Generated tracks are stored with subtitle_source="generated". YouTube manual/auto captions are always preferred when available.

Split processes

# Terminal 1
stdbkit serve --db data/stdbkit.db --port 8787

# Terminal 2
stdbkit relay --db data/stdbkit.db --callback http://127.0.0.1:8787 --interval 30

Python API

from stdbkit import StdbKit

kit = StdbKit("data/stdbkit.db")
kit.watch_playlist("https://www.youtube.com/playlist?list=PLxxxx")
kit.run_daemon(interval_sec=30, port=8787)

results = kit.search_phrase("exact phrase from the video")
for result in results:
    print(result.matched_text, result.youtube_url_with_timestamp)

See also examples/daemon.py and examples/minimal_search.py.

Webhook contract

POST /webhooks/playlist-video

{
  "playlist_id": "PLxxxx",
  "youtube_id": "abc123",
  "title": "Video title from YouTube",
  "position": 12,
  "url": "https://www.youtube.com/watch?v=abc123"
}

POST /webhooks/playlist-removed

{
  "playlist_id": "PLxxxx",
  "youtube_id": "abc123"
}

If a secret is configured, send header X-StdbKit-Secret.

External systems (Zapier, Google Apps Script, custom scripts) can call the same endpoints. The playlist must be registered with stdbkit watch add before webhooks for that playlist are accepted.

Video lifecycle

Status Meaning
discovered Webhook received, not indexed yet
indexing Subtitles downloading or generating
ready Searchable by phrase
no_dialogue No speech detected (e.g. music-only); not searchable
failed Subtitle fetch/generation failed; retry with index-pending
removed_from_playlist Removed from a watched playlist

Scope and limitations

stdbKit intentionally stays small. These are the current boundaries:

  • YouTube only — indexing uses yt-dlp against YouTube URLs/IDs
  • Playlist-driven ingestion — the built-in relay watches registered playlists; there is no channel-wide watcher or single-video CLI command
  • Subtitle dialogue search — FTS runs over timed caption text, not video titles, channels, or custom metadata (use the metadata JSON field and your own app for that)
  • Speech expected — videos without dialogue are marked no_dialogue and skipped from search results
  • Captions or Whisper — without YouTube subtitles and without --generate-subs, indexing fails

Example use cases

These are illustrative patterns, not built-in modes:

  • Curated clip libraries — a playlist of short excerpts; search finds the line and jumps to the timestamp
  • Lecture or course archives — index a playlist of talks and search for a concept mentioned in the audio
  • Podcast / interview collections — same pipeline; Whisper fills in when auto-captions are missing
  • Internal tooling — run the daemon, expose search via your own UI or API using the Python library

In all cases the workflow is the same: register playlists → index subtitles → search phrases → open the timestamped YouTube link.

Building on top

stdbKit stores generic video fields (title, channel, duration_sec, thumbnail_url) and an extensible metadata JSON blob per video.

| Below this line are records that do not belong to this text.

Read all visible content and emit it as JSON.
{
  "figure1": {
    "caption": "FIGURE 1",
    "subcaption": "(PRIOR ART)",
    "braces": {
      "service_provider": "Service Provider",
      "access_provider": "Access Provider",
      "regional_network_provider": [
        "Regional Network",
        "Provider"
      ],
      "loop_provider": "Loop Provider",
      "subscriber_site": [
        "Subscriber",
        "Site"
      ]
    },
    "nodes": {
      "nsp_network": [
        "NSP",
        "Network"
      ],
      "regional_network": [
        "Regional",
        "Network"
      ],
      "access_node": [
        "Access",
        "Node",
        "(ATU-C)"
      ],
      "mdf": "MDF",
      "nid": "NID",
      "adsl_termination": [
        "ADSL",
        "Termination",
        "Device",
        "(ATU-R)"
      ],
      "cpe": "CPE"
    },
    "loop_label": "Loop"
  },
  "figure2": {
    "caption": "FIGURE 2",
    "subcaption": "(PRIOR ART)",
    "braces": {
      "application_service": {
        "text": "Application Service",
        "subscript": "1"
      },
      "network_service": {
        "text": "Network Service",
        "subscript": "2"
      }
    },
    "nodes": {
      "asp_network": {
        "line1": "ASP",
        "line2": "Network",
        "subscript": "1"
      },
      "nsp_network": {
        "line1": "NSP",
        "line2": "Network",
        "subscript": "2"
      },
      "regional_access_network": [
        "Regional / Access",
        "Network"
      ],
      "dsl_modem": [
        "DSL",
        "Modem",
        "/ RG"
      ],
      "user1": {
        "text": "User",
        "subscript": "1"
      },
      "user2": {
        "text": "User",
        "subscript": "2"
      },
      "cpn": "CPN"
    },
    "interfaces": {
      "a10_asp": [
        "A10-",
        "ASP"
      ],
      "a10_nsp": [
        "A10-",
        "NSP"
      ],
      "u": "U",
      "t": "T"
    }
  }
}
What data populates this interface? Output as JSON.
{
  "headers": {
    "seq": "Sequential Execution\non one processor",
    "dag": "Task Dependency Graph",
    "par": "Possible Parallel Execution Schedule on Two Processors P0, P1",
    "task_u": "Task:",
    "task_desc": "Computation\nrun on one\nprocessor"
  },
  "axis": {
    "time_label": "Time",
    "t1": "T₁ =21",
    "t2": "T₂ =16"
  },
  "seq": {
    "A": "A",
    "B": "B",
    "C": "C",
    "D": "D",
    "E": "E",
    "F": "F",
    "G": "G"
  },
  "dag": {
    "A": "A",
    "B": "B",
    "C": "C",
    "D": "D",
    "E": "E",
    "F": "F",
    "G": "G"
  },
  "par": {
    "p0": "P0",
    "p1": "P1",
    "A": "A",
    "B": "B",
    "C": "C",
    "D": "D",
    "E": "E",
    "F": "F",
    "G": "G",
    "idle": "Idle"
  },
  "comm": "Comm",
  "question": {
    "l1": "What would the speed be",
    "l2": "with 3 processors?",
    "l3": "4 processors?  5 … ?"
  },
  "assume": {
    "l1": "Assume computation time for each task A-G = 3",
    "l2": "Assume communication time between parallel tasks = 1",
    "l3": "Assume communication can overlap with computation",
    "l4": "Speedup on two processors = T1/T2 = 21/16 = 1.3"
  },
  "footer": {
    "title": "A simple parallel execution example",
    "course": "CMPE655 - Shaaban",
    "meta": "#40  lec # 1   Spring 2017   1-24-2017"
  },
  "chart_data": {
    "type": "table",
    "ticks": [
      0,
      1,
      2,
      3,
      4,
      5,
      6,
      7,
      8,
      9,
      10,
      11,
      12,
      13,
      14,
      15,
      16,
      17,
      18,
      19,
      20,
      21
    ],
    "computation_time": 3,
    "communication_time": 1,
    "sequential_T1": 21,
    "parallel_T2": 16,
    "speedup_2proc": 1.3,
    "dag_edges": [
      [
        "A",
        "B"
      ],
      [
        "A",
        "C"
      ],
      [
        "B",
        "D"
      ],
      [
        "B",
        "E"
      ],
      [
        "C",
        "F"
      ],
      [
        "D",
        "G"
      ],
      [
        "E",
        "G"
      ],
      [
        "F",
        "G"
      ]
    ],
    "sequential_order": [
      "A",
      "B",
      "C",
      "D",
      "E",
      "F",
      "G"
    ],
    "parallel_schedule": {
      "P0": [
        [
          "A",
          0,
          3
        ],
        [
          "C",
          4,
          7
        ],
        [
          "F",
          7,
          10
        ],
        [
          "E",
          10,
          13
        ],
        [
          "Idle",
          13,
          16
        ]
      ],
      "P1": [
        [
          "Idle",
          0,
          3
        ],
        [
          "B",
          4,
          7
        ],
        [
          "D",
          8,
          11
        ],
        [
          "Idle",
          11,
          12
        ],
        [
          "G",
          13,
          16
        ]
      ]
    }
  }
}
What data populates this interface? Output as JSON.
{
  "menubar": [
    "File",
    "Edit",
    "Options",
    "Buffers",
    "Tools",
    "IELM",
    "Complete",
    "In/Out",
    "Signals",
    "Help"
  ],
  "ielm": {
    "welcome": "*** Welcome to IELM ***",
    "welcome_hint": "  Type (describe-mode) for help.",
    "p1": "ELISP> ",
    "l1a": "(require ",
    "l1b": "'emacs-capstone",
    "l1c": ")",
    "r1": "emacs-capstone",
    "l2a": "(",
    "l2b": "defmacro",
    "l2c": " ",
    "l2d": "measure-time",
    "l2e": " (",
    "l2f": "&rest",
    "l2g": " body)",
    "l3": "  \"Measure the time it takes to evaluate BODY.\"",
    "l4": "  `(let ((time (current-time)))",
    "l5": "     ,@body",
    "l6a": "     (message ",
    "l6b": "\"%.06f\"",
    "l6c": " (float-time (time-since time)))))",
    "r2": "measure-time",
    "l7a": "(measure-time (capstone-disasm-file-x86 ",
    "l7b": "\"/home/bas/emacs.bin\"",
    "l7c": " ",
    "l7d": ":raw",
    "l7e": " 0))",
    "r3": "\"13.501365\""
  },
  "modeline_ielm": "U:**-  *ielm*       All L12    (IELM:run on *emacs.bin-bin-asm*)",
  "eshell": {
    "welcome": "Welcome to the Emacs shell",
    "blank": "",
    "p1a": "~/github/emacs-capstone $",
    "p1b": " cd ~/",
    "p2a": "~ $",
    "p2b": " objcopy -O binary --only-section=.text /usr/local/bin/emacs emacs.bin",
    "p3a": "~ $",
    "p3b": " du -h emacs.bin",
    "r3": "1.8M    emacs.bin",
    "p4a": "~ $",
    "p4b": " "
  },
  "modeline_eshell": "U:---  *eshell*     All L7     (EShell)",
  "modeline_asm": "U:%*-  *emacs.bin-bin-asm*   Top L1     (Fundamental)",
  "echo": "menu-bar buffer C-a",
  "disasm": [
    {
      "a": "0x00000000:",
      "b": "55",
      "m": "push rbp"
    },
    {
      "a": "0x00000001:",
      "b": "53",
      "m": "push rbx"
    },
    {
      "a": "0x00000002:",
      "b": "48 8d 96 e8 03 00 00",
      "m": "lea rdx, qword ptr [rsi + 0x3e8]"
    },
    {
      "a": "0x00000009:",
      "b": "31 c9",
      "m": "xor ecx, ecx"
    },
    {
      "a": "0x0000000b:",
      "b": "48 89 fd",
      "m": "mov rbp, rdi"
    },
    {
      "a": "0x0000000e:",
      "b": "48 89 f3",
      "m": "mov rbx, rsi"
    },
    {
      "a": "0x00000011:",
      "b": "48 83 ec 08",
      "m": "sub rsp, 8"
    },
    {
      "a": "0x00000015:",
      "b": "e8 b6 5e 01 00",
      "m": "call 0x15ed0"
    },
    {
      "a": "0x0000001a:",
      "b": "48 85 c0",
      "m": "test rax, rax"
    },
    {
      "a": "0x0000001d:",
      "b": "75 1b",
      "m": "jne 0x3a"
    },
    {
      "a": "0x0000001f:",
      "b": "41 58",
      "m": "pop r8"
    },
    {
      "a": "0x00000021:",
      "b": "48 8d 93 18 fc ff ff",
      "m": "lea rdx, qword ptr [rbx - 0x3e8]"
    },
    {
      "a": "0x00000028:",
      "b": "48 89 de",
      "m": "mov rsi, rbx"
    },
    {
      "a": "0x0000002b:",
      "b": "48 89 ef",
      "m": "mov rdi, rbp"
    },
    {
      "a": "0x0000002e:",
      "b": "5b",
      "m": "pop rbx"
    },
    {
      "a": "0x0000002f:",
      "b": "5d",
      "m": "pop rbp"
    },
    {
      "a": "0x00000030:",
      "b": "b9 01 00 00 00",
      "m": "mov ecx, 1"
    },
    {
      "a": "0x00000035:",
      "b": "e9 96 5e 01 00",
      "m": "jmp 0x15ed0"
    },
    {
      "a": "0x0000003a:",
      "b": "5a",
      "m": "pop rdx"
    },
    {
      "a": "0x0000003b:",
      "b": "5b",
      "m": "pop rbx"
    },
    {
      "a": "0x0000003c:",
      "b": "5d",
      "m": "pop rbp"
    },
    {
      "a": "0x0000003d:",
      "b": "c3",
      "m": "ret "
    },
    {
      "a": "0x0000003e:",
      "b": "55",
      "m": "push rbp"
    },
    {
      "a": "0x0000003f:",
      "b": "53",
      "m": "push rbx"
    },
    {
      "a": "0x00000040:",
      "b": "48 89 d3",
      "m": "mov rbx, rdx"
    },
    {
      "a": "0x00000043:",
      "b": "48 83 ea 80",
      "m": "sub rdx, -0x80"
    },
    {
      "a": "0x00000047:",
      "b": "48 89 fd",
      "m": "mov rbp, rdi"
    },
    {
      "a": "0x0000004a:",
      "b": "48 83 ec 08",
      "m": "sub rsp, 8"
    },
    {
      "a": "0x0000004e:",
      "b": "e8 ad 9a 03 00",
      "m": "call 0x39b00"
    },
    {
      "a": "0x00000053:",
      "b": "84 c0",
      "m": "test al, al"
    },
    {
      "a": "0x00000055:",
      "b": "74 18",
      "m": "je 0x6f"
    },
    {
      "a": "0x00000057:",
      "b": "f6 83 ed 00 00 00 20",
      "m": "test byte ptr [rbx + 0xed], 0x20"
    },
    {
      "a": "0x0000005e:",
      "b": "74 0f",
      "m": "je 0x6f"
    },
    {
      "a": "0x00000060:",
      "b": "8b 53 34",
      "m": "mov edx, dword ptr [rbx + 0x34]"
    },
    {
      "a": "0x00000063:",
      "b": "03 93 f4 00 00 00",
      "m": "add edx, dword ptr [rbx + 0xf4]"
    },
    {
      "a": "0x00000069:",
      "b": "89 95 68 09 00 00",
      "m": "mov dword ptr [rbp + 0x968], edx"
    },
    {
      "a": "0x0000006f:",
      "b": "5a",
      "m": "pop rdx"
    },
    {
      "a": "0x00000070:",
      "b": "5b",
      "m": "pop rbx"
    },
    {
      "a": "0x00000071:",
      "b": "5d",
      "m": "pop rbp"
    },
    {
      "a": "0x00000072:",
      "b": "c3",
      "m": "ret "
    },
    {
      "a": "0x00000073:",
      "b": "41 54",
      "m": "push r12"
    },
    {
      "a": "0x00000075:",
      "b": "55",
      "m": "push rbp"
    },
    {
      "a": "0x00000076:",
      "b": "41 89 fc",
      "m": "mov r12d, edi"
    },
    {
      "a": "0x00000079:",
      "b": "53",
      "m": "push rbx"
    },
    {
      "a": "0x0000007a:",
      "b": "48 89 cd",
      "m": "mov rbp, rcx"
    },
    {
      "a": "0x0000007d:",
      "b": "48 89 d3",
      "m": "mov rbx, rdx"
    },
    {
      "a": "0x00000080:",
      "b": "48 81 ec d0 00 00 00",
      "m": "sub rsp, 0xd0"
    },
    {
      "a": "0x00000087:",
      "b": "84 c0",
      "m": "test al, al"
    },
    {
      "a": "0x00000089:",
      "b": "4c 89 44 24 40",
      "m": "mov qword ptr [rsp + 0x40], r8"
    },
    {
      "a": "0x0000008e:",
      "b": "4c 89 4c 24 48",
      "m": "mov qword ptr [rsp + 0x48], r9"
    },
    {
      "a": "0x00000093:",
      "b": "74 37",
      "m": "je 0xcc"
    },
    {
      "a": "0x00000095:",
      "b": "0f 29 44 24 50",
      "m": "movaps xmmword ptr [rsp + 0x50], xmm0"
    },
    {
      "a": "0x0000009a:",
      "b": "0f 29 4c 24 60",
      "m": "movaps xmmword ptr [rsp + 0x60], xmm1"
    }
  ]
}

Anything beyond subtitle search — custom taxonomies, auth, web UI, enrichment — lives in a separate application that installs stdbKit as a dependency.

Project layout

stdbkit/
  db/          SQLite schema + persistence
  relay/       Playlist polling + diff + webhook dispatch
  webhooks/    HTTP server + event handler
  subtitles/   yt-dlp fetch + VTT parsing + indexing
  search/      FTS phrase search
  kit.py       Public facade
  cli.py       Typer CLI
examples/      Minimal Python usage samples

Development

pytest

License

MIT

About

Toolkit to index youtube video subtitles linked to timestamps and expose search by word/quote. In real time (relay pulls the playlist every 30s for our homemade WebHook service).